Of course, you’ll still be shooting men so that they do a back flip. And most of the time you’ll be doing this in slow-motion. Your ability to slow down time in the original was a consequence of you having been cloned from the magical Alma (the terrifying little girl who stalks you throughout both games), though this time you’ve been experimented on by Armacham: the game’s insidious high-tech megacorp responsible for Alma being so pouty in the first place.
The differences here aren’t apparent on the face of things: you’ll slam the slo-mo key in the heat of battle to transform the action to a sluggish, crawling dance. Bullets ripple through the air before connecting with your almost frozen enemies, the force of the impact lifting them from their feet as they enter the all-important back flip. Their clenched trigger finger causes their weapon to fire uncontrollably as they spin, creating a Catherine wheel of hot lead arcs from floor to wall to ceiling, tearing away lumps of masonry and filling the air with concrete dust. Your slow-motion ability expires, sound tears back to normality from its underwater glug, and the corpse of your enemy falls to floor with a thud.
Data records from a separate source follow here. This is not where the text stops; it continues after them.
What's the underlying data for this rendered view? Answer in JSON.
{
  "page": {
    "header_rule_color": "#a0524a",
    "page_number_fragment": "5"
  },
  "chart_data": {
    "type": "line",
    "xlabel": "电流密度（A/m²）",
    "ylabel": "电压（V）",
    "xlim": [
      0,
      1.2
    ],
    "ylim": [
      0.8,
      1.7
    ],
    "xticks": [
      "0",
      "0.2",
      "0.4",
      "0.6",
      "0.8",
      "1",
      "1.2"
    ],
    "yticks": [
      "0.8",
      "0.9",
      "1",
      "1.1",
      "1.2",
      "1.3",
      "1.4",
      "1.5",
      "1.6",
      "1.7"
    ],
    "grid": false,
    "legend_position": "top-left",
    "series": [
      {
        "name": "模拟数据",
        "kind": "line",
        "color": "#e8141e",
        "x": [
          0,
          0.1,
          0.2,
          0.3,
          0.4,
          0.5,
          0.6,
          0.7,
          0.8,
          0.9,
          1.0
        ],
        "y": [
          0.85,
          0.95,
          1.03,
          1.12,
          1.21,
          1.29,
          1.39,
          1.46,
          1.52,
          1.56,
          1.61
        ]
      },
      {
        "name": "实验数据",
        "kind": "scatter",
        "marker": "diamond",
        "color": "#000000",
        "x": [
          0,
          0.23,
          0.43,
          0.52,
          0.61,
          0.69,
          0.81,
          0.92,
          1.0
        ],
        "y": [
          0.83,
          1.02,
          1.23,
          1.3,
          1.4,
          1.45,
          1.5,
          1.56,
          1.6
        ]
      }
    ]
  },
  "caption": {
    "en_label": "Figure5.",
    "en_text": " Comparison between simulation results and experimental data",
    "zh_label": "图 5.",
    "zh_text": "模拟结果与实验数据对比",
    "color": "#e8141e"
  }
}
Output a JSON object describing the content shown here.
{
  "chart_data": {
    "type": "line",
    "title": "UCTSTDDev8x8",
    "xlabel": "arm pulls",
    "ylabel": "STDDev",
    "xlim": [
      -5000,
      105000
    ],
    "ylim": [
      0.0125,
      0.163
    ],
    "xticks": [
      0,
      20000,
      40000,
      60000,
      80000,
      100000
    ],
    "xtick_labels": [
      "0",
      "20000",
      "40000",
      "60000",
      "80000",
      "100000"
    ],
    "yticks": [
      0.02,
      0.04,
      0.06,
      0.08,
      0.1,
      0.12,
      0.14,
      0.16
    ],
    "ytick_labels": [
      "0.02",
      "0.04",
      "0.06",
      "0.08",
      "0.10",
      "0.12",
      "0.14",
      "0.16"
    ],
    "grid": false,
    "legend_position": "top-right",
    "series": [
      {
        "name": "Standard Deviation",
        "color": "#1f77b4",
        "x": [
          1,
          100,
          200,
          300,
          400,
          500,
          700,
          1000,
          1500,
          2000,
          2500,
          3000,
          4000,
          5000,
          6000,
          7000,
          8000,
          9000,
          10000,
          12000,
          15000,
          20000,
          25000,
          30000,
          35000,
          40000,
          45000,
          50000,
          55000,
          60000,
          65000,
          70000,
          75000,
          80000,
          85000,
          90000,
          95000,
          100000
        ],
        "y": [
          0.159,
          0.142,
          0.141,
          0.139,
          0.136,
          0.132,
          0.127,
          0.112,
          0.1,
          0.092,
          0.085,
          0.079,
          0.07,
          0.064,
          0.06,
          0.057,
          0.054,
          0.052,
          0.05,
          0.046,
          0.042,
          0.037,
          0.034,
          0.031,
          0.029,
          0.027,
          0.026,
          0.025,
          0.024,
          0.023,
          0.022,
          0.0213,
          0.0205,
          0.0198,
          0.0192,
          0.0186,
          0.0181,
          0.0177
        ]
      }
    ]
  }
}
That’s the game’s primary appeal: the cinematic violence coupled with Hong Kong gunplay and first-person martial arts. So it was with the first game, and so it is with the second. Even the weapons are largely similar affairs – though your dual pistols have been replaced with a single, oddly futuristic looking weapon you’ll rarely want to use. Your common submachine gun has a wide spread, which makes using iron sights almost essential, but it makes a wonderful clattering noise, feels weighty and has real impact.
Beyond the basic guns, Monolith have included some treats – the laser gun has returned, and with it comes the ability to sear enemies in twain (only at certain pre-ordained points though, such as the neck or waist). The nail gun is back, allowing you to pin enemies to walls by their faces using foot-long spikes. There are some new faces in the armory too: an awful napalm gun which gives you no sense of how it’s working or where it’s firing (and the resulting underwhelming “Help me I’m on fire” animation gives no feeling of satisfaction), and some sort of energy cannon jobbie. This fires an orb of blue energy, which explodes on contact with an enemy – like a shit rocket launcher. Initially you’ll be wary of using it due to the scarcity of ammo; later you’ll become wary of using it because it’s shit. Hardly an inspirational weapon rack then, with Monolith wheeling out the old favorites in lieu of anything decent and new.
Usually a last resort brought on by an untimely reload, the importance of melee attacks has been downplayed. Your repertoire of kicky-fighty moves has been greatly pared down to include a whack of your gun butt and a flying kick (lethal as ever, thankfully). We might also mention a pet annoyance here, as it won’t really fit anywhere else: grenades no longer explode on contact with an enemy. Instead – like real grenades – you need to prime one and hold on to it before throwing it at the last second. We think you’ll agree, this isn’t as much fun. Pah!
Lauded in previews was your ability to tip over shelves and kick tables on their sides to use them for cover. An excellent idea on paper – it’s something the enemies of the original game did to great effect, earning themselves the reputation of being some very clever AI routines indeed. With this ability now in your hands, furniture can be at first pulled away from a wall with the E key, before being kicked over with a second tap. This sequence can take up to five seconds to carry out. Meanwhile, your enemies gradually fill your face with round after round while you struggle to upturn a futon.